How is hypoplasia of the lower jaw treated?

To lengthen the mandible in situations such as mandibular hypoplasia or post-traumatic defects of the mandible, gradual distraction of the bone tissue is required. Treatment will depend on the degree of midfacial hypoplasia as well as the structures involved. Most patients with craniofacial microsomia actually have a level of mandibular hypoplasia, which is clinically seen as a form of receding chin and asymmetry at the corners of the mouth. There is hope for those suffering from mandibular hypoplasia, but it requires a reconstructive surgical procedure. The extent of the operation depends on the level of underdevelopment, as well as on the configuration of the surrounding tissues and muscles of the face.

Prevention methods

Parents can prevent malocclusion in their child if they take care of their oral health and visit a specialist once every six months.

Habits that should alert a parent:

  • sitting, the child constantly props up the same cheek with his hand;
  • often touches growing teeth with tongue or hands;
  • asymmetrical arrangement of the jaws.

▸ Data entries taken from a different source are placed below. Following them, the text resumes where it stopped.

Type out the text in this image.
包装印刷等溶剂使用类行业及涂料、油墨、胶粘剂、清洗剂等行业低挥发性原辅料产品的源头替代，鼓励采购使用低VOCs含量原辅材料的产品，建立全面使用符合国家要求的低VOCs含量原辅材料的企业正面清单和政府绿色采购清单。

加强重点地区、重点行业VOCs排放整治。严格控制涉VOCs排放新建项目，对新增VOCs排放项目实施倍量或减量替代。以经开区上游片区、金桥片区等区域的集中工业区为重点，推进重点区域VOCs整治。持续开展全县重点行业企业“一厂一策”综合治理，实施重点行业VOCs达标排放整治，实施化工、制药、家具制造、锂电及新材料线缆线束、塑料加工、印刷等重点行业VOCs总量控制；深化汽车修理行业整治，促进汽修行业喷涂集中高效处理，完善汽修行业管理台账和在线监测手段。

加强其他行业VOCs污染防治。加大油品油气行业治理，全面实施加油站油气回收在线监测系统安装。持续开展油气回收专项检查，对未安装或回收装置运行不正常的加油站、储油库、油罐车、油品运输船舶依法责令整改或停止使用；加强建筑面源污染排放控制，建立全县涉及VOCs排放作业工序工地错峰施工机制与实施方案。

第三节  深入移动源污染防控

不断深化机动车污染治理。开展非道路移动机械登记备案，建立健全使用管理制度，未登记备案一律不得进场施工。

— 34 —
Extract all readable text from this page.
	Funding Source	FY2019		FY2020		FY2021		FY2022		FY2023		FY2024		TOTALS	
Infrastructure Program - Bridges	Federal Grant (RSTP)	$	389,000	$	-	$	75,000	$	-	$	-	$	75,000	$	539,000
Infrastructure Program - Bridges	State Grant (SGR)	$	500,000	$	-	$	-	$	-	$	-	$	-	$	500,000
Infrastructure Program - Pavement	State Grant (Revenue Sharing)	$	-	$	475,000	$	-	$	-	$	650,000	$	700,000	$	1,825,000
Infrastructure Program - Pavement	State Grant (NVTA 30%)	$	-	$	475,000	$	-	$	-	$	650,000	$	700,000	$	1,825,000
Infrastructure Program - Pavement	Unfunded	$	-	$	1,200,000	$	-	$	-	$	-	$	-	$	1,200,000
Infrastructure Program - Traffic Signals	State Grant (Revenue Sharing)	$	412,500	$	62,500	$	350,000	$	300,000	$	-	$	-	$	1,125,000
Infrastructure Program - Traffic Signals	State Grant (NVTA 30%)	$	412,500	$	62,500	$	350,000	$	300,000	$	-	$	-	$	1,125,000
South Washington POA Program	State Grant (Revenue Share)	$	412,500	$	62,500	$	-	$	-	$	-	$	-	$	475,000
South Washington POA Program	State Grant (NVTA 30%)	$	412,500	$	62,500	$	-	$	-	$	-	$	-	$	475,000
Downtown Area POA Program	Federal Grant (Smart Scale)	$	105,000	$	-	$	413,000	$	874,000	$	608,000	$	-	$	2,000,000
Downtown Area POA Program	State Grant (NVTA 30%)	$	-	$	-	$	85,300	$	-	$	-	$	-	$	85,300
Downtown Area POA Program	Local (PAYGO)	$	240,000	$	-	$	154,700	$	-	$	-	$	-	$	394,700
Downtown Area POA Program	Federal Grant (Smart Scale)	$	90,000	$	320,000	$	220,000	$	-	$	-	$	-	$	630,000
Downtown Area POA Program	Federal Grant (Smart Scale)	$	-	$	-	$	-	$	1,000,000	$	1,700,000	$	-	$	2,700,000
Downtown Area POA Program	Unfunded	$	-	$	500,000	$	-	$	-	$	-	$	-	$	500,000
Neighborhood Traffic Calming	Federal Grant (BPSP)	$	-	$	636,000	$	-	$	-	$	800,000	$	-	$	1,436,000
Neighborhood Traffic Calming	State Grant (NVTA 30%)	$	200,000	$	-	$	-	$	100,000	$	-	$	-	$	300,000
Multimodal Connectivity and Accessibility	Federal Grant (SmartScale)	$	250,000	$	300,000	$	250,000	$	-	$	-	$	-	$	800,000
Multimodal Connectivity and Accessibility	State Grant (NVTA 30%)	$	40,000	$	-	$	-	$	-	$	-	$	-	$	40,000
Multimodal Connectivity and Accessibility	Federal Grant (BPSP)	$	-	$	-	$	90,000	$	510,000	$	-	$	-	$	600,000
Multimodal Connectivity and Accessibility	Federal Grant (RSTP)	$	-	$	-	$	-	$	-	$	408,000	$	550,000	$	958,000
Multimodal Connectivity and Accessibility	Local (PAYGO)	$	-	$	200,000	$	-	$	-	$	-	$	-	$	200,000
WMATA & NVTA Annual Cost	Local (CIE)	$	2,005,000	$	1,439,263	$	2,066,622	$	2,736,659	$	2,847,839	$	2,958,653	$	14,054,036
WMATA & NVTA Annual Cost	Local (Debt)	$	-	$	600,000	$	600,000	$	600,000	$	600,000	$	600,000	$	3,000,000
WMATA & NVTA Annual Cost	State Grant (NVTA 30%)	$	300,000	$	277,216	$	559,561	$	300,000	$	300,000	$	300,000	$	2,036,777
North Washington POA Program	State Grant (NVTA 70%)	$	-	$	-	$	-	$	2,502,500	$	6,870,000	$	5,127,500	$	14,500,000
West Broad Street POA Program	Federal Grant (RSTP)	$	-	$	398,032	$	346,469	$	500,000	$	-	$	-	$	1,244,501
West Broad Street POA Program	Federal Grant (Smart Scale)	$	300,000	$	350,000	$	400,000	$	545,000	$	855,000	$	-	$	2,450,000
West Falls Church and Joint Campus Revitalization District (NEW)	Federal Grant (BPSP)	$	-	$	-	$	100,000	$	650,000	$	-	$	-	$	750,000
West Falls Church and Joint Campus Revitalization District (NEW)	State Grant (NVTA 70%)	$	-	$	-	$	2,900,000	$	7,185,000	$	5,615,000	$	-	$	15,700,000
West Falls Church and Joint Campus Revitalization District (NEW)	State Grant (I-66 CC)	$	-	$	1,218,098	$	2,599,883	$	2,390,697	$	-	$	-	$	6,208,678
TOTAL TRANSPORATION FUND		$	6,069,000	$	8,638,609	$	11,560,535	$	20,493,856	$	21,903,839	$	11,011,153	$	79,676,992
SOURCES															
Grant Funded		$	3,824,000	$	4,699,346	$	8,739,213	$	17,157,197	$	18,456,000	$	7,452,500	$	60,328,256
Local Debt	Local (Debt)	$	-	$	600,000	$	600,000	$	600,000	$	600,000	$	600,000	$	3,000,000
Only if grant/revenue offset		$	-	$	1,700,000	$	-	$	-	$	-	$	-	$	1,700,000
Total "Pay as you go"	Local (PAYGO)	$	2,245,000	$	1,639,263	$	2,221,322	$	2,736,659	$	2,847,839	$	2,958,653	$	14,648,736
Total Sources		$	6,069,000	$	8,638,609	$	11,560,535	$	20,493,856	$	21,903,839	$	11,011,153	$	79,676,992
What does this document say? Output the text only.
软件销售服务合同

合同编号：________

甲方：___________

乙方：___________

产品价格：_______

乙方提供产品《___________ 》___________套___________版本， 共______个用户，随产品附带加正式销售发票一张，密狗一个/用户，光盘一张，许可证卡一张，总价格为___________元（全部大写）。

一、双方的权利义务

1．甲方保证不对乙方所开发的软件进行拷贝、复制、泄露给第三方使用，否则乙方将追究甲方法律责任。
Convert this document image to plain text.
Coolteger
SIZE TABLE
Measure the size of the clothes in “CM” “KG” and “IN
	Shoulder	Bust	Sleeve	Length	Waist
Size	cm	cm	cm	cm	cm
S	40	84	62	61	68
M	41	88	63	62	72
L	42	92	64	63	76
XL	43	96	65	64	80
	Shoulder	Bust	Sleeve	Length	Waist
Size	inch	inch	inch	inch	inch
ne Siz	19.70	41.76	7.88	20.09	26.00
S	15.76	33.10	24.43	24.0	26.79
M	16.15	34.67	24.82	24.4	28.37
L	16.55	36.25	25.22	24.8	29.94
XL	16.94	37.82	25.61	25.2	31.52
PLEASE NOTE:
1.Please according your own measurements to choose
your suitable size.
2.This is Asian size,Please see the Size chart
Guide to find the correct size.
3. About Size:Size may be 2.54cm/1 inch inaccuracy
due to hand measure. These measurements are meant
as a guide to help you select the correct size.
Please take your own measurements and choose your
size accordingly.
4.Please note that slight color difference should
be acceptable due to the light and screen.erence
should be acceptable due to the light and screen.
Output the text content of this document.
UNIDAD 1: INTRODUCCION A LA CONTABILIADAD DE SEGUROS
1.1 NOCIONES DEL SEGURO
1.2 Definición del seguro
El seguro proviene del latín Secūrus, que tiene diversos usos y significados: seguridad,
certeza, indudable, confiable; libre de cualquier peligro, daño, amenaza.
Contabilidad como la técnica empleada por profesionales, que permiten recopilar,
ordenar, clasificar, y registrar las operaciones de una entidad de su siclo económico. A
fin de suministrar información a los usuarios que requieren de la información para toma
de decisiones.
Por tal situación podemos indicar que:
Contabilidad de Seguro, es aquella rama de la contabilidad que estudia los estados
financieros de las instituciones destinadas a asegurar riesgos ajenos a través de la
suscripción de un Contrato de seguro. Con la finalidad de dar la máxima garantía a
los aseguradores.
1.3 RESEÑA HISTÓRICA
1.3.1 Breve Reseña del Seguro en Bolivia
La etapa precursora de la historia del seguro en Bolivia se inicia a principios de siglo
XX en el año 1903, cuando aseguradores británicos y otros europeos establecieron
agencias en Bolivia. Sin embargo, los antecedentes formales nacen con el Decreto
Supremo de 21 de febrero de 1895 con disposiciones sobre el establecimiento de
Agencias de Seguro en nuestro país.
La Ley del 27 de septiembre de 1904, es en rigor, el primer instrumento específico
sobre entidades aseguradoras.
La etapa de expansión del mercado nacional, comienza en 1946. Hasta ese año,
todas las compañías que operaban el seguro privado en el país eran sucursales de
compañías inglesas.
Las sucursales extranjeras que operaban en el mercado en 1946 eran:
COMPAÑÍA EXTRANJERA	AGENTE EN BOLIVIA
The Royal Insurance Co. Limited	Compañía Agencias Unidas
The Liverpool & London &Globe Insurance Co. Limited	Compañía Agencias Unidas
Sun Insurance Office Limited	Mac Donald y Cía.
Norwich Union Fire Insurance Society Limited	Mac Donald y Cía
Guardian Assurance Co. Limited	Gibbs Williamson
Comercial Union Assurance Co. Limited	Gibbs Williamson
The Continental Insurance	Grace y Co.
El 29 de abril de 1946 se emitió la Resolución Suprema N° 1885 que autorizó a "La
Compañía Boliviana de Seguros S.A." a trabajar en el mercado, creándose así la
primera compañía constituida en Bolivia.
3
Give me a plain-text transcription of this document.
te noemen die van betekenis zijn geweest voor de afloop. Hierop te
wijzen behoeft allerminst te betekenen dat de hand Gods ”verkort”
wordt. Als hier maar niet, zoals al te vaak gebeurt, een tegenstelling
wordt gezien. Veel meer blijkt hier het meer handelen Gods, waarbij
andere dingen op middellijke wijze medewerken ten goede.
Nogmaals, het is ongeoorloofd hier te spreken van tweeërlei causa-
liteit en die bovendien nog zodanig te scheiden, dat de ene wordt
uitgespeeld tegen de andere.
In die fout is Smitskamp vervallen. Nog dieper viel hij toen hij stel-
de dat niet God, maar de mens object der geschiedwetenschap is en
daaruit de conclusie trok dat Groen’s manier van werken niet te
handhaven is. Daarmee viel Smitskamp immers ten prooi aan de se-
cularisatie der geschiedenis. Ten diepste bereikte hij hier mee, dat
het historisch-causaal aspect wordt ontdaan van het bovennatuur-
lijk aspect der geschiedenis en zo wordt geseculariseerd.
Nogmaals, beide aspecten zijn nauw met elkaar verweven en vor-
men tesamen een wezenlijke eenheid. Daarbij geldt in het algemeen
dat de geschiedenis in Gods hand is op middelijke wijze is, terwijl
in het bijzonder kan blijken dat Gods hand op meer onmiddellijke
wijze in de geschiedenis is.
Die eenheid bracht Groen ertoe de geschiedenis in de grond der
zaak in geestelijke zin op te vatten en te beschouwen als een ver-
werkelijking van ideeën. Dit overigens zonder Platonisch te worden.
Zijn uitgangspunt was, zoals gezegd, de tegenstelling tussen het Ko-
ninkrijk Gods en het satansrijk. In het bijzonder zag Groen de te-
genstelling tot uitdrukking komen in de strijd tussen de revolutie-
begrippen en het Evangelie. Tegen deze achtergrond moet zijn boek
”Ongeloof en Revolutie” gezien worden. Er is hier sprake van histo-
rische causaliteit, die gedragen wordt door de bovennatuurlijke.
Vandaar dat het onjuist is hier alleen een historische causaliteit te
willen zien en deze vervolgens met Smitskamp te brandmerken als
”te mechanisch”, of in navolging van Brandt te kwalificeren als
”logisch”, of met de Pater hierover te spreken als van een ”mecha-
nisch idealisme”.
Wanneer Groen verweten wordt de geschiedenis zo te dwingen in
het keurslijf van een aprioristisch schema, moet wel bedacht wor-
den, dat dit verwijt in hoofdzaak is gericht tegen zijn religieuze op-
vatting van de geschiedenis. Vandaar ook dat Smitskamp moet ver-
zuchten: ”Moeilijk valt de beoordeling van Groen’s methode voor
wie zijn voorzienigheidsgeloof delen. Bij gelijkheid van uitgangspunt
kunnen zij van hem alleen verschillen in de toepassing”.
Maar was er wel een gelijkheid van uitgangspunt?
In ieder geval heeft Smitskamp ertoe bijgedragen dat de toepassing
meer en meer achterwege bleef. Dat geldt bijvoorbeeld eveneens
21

Sleeping on the wrong pillow can be harmful: too high or low. This leads to curvature of the spine and malocclusion.

Only a doctor can make an accurate diagnosis. If you see the listed signs in your baby, visit the Russdent clinic. Our specialists will quickly and painlessly carry out a competent diagnosis and choose a strategy for further work with the patient.

Treatment at Russdent

Our clinic employs the best doctors who have extensive experience and constantly improve their skills through training. In addition, the clinic has modern equipment, which is important for early diagnosis. We use up-to-date treatment methods that provide high effectiveness even in difficult cases. These are the American systems “Damon Q”, “Damon Clear”, “H4”, as well as the lingual systems “Win” (Germany), “Incognito” (USA). For soft correction, transparent Invisalign aligners are used.

For more detailed information, please contact the clinic for a consultation.